Por Santiago Melo
29 de abril de 2026En España, tener antibióticos “de sobra” en casa es uno de los factores que más favorece a que se usen sin receta, con pautas incompletas o para procesos que no los necesitan. Para cortar esa vía de uso inapropiado, la Agencia Española de Medicamentos y Productos Sanitarios (AEMPS) ha decidido ajustar el tamaño de algunos envases a la duración más habitual de los tratamientos, de forma que el paciente reciba las unidades necesarias y no acumulen restos.
La iniciativa se enmarca en el Plan Nacional frente a la Resistencia a los Antibióticos (PRAN) y se traducirá en dos cambios principales: por un lado, la retirada progresiva de algunos formatos grandes que ya no encajan con la práctica clínica actual; por otro, la incorporación de nuevas presentaciones en un grupo reducido de antibióticos para que la dispensación se adapte mejor a las pautas recomendadas.
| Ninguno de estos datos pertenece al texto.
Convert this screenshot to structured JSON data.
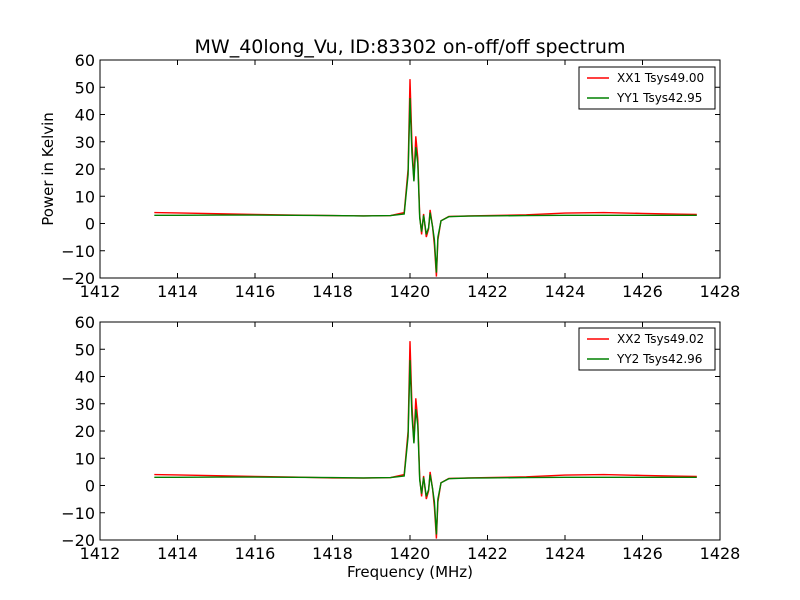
{
  "figure": {
    "title": "MW_40long_Vu, ID:83302 on-off/off spectrum"
  },
  "chart_data": [
    {
      "type": "line",
      "title": "MW_40long_Vu, ID:83302 on-off/off spectrum",
      "xlabel": "",
      "ylabel": "Power in Kelvin",
      "xlim": [
        1412,
        1428
      ],
      "ylim": [
        -20,
        60
      ],
      "xticks": [
        "1412",
        "1414",
        "1416",
        "1418",
        "1420",
        "1422",
        "1424",
        "1426",
        "1428"
      ],
      "yticks": [
        "−20",
        "−10",
        "0",
        "10",
        "20",
        "30",
        "40",
        "50",
        "60"
      ],
      "grid": false,
      "legend_position": "top-right",
      "series": [
        {
          "name": "XX1 Tsys49.00",
          "color": "#ff0000",
          "x": [
            1413.4,
            1414.0,
            1415.0,
            1416.0,
            1417.0,
            1418.0,
            1418.8,
            1419.5,
            1419.85,
            1419.95,
            1420.0,
            1420.05,
            1420.1,
            1420.15,
            1420.2,
            1420.25,
            1420.3,
            1420.35,
            1420.42,
            1420.48,
            1420.52,
            1420.58,
            1420.63,
            1420.68,
            1420.72,
            1420.8,
            1421.0,
            1421.5,
            1422.0,
            1423.0,
            1424.0,
            1425.0,
            1426.0,
            1427.0,
            1427.4
          ],
          "y": [
            4.0,
            3.9,
            3.6,
            3.3,
            3.1,
            2.9,
            2.8,
            2.9,
            4.0,
            20.0,
            53.0,
            30.0,
            16.0,
            32.0,
            24.0,
            3.0,
            -4.0,
            3.5,
            -5.0,
            -2.0,
            5.0,
            -1.0,
            -8.0,
            -19.5,
            -6.0,
            1.0,
            2.6,
            2.8,
            2.9,
            3.2,
            3.8,
            4.0,
            3.7,
            3.4,
            3.3
          ]
        },
        {
          "name": "YY1 Tsys42.95",
          "color": "#008000",
          "x": [
            1413.4,
            1414.0,
            1415.0,
            1416.0,
            1417.0,
            1418.0,
            1418.8,
            1419.5,
            1419.85,
            1419.95,
            1420.0,
            1420.05,
            1420.1,
            1420.15,
            1420.2,
            1420.25,
            1420.3,
            1420.35,
            1420.42,
            1420.48,
            1420.52,
            1420.58,
            1420.63,
            1420.68,
            1420.72,
            1420.8,
            1421.0,
            1421.5,
            1422.0,
            1423.0,
            1424.0,
            1425.0,
            1426.0,
            1427.0,
            1427.4
          ],
          "y": [
            3.0,
            3.0,
            3.1,
            3.1,
            3.0,
            2.9,
            2.8,
            2.9,
            3.5,
            18.0,
            46.0,
            26.0,
            15.5,
            28.0,
            22.0,
            2.0,
            -3.0,
            3.0,
            -4.0,
            -1.5,
            4.0,
            -1.0,
            -6.0,
            -18.0,
            -5.0,
            1.0,
            2.5,
            2.7,
            2.8,
            2.9,
            3.0,
            3.0,
            3.0,
            3.0,
            3.0
          ]
        }
      ]
    },
    {
      "type": "line",
      "title": "",
      "xlabel": "Frequency (MHz)",
      "ylabel": "",
      "xlim": [
        1412,
        1428
      ],
      "ylim": [
        -20,
        60
      ],
      "xticks": [
        "1412",
        "1414",
        "1416",
        "1418",
        "1420",
        "1422",
        "1424",
        "1426",
        "1428"
      ],
      "yticks": [
        "−20",
        "−10",
        "0",
        "10",
        "20",
        "30",
        "40",
        "50",
        "60"
      ],
      "grid": false,
      "legend_position": "top-right",
      "series": [
        {
          "name": "XX2 Tsys49.02",
          "color": "#ff0000",
          "x": [
            1413.4,
            1414.0,
            1415.0,
            1416.0,
            1417.0,
            1418.0,
            1418.8,
            1419.5,
            1419.85,
            1419.95,
            1420.0,
            1420.05,
            1420.1,
            1420.15,
            1420.2,
            1420.25,
            1420.3,
            1420.35,
            1420.42,
            1420.48,
            1420.52,
            1420.58,
            1420.63,
            1420.68,
            1420.72,
            1420.8,
            1421.0,
            1421.5,
            1422.0,
            1423.0,
            1424.0,
            1425.0,
            1426.0,
            1427.0,
            1427.4
          ],
          "y": [
            4.0,
            3.9,
            3.6,
            3.3,
            3.1,
            2.8,
            2.7,
            2.9,
            4.0,
            20.0,
            53.0,
            30.0,
            16.0,
            32.0,
            24.0,
            3.0,
            -4.0,
            3.5,
            -5.0,
            -2.0,
            5.0,
            -1.0,
            -8.0,
            -19.5,
            -6.0,
            1.0,
            2.6,
            2.8,
            2.9,
            3.2,
            3.8,
            4.0,
            3.7,
            3.4,
            3.3
          ]
        },
        {
          "name": "YY2 Tsys42.96",
          "color": "#008000",
          "x": [
            1413.4,
            1414.0,
            1415.0,
            1416.0,
            1417.0,
            1418.0,
            1418.8,
            1419.5,
            1419.85,
            1419.95,
            1420.0,
            1420.05,
            1420.1,
            1420.15,
            1420.2,
            1420.25,
            1420.3,
            1420.35,
            1420.42,
            1420.48,
            1420.52,
            1420.58,
            1420.63,
            1420.68,
            1420.72,
            1420.8,
            1421.0,
            1421.5,
            1422.0,
            1423.0,
            1424.0,
            1425.0,
            1426.0,
            1427.0,
            1427.4
          ],
          "y": [
            3.0,
            3.0,
            3.1,
            3.1,
            3.0,
            2.9,
            2.8,
            2.9,
            3.5,
            18.0,
            46.0,
            26.0,
            15.5,
            28.0,
            22.0,
            2.0,
            -3.0,
            3.0,
            -4.0,
            -1.5,
            4.0,
            -1.0,
            -6.0,
            -18.0,
            -5.0,
            1.0,
            2.5,
            2.7,
            2.8,
            2.9,
            3.0,
            3.0,
            3.0,
            3.0,
            3.0
          ]
        }
      ]
    }
  ]
}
La AEMPS subraya que esta adecuación no reduce la eficacia ni la seguridad de los tratamientos, sino lo que cambia es el número de unidades por envase, para alinearlo con la evidencia y con la Guía Terapéutica Antimicrobiana del Sistema Nacional de Salud.
El trabajo ha sido consensuado en un grupo multidisciplinar coordinado por la AEMPS, con participación de sociedades científicas, profesionales clínicos, expertos en salud pública, servicios de salud autonómicos, colegios profesionales y la industria farmacéutica. Entre las conclusiones, se mantiene lo que ya está bien ajustado y se modifica lo que genera excedentes. La propia Agencia pone un ejemplo: en pautas habituales de siete días con amoxicilina o amoxicilina/clavulánico, envases de 20 unidades pueden ser suficientes para completar el tratamiento correctamente.
Además, el plan incluye adaptar los sistemas de prescripción a los nuevos formatos y un esquema de financiación alineado con la estrategia del PRAN 2025-2027, con el objetivo de garantizar viabilidad y acceso universal. La resolución que activa estos cambios se publicó el 29 de abril de 2026, iniciando un periodo de transición para que los formatos que desaparecen lo hagan de manera gradual.
Más allá del ajuste logístico, el mensaje sanitario es el mismo: los antibióticos deben tomarse solo cuando están indicados, y siempre siguiendo la dosis y la duración pautadas, aunque el paciente mejore antes. Completar el tratamiento ayuda a eliminar la infección y reduce el riesgo de que aparezcan bacterias resistentes, uno de los problemas de salud pública más importantes en Europa.